Trainor and Humphrey were washing the floors in the visitation area of the jail. Humphrey took a look and noticed the guards were far enough away. He gave the Plexiglas shield between him and a way out a few good kicks to see if he could loosen it. Trainor ran the floor buffer, which was loud to begin with, while Humphrey kicked and kicked, to no avail.
And then the morning came, April 16, 2004, when Humphrey learned that he was being transferred to Pinellas County. A guard had gotten the orders and went to Humphrey’s cell to notify him. Trainor was there. Humphrey had been off working somewhere at the time. When Trainor saw Humphrey later that morning, while they were handing out breakfast trays, he told him.
“No fucking way,” Humphrey said. “I don’t believe you.”
Humphrey went in search of the guard himself, who backed up Trainor.
Later that morning, after Trainor and Humphrey were finished with their showers, back inside their cell, Trainor watched Humphrey shave off his body hair—every last bit of it. Then Humphrey put toilet paper over the only window on the cell door and sat in the middle of the cell on the floor, butt naked, his legs crossed together like Buddha. He had his eyes closed. He was crying. Moving his hands back and forth in front of himself, touching them together.

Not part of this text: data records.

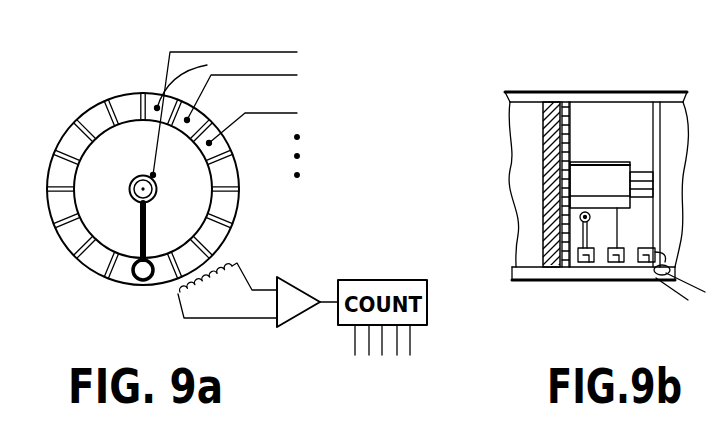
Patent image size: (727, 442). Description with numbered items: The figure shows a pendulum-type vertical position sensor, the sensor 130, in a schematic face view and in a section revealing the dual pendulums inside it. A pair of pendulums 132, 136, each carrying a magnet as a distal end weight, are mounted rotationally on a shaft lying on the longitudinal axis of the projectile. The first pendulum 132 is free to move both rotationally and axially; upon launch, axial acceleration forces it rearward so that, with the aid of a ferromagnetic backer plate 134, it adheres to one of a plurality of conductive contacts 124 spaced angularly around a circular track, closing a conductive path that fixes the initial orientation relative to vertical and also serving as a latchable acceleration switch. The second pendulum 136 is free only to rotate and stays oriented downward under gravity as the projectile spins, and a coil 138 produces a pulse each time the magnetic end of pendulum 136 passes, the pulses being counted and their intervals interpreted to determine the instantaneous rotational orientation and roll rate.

In FIG. 9A, the conductive contacts 124 is at (76, 141).
In FIG. 9A, the sensor assembly 130 is at (158, 172).
In FIG. 9B, the sensor assembly 130 is at (595, 210).
In FIG. 9B, the first pendulum 132 is at (585, 264).
In FIG. 9B, the ferromagnetic backer plate 134 is at (542, 167).
In FIG. 9B, the second pendulum 136 is at (617, 264).
In FIG. 9A, the coil 138 is at (181, 302).
In FIG. 9B, the coil 138 is at (644, 264).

“What are you doing?” Trainor asked.
Humphrey said it was some sort of karate meditation.
After breakfast Humphrey sat in his cell with Trainor, just waiting for the moment when guards came for him. Timing was crucial. Humphrey had taken fifty of the packets of sugar and emptied them into his morning milk carton and drank the sweet mash. Then took the remaining packets, tore them open, poured them into his mouth, and lay down on his cell bed.

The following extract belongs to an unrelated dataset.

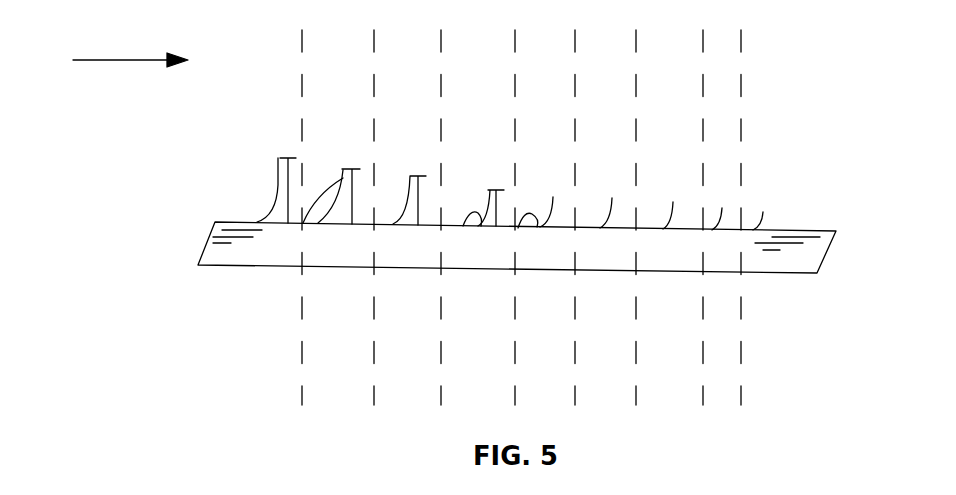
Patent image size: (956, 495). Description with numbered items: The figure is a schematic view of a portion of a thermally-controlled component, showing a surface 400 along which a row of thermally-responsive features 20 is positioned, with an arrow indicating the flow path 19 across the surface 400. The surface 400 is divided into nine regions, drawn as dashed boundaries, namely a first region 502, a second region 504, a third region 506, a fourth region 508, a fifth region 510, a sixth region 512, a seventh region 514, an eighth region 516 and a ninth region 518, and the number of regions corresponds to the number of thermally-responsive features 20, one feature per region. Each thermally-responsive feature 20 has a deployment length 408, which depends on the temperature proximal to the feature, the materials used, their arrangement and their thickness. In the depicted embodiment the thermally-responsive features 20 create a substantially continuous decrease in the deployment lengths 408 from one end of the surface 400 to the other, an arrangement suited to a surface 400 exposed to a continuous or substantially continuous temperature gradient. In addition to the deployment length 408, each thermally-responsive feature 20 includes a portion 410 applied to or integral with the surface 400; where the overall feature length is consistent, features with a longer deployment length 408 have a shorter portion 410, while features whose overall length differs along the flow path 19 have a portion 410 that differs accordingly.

An hour later, a guard showed up. “Get your things together, Humphrey. You’re going to Pinellas County.”
At about two-thirty on the afternoon Humphrey escaped, Trainor was taking a nap in his cell when one of the corrections officers (COs) came by and said, “Hey, you hear about Humphrey’s escape?”
“What?” Trainor was shocked. Humphrey had actually done it. “Holy shit.”

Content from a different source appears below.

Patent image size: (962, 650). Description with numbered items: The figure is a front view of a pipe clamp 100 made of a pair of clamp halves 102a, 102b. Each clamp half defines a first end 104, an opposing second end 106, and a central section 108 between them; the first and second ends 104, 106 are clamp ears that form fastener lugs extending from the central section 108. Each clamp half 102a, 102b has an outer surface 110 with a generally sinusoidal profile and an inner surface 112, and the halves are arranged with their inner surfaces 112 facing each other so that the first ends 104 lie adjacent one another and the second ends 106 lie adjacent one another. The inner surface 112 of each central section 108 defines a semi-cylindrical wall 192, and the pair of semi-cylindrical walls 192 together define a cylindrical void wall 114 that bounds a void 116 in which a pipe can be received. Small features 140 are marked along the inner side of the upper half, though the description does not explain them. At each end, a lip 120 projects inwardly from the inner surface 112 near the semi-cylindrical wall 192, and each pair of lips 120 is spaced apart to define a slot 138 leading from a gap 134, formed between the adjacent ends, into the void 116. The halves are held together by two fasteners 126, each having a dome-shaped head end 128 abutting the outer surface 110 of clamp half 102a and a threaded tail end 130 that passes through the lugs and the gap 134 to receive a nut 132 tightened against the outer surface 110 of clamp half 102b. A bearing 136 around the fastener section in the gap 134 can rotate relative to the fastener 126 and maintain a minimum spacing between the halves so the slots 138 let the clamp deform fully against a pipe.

Trainor went out and called his fiancée, Terry (pseudonym).
“It’s all over the news,” she said. “Hold on, I’m getting another call.”
Trainor waited.
A moment later, when Terry got back on the line, she said, “You won’t believe who that was! It was Timmy…but I couldn’t hear him that well. I said, ‘Timmy, what, I cannot hear you?’ He replied, ‘It’s me, you’re breaking up.’ So I hung up on him.”
Trainor was blown away by this. “Call Bob Schock at the state attorney’s office right now, Terry, on the other line. I need to speak with him.”
Terry came back to Trainor’s line and said that Schock wasn’t in the office. Of course not—every available law enforcement person was out searching for Humphrey.
Terry ended up getting someone else at the SAO and told him what was going on, that Humphrey had actually called while she was on the line with Trainor, her fiancé. They asked her to get the number from her caller ID and call them back.
She did.
Trainor, meanwhile, went back to his cell and noticed that all of his personal possessions had been searched through. Then he noticed his address book, which he obsessively kept in a drawer by his bunk, had been looked through and was sitting on top of his radio.
None of this, however, answered the burning question of how Humphrey had managed to escape from custody.
That would come later, when authorities investigated the escape and found out just how many policies and procedures had been overlooked and not implemented.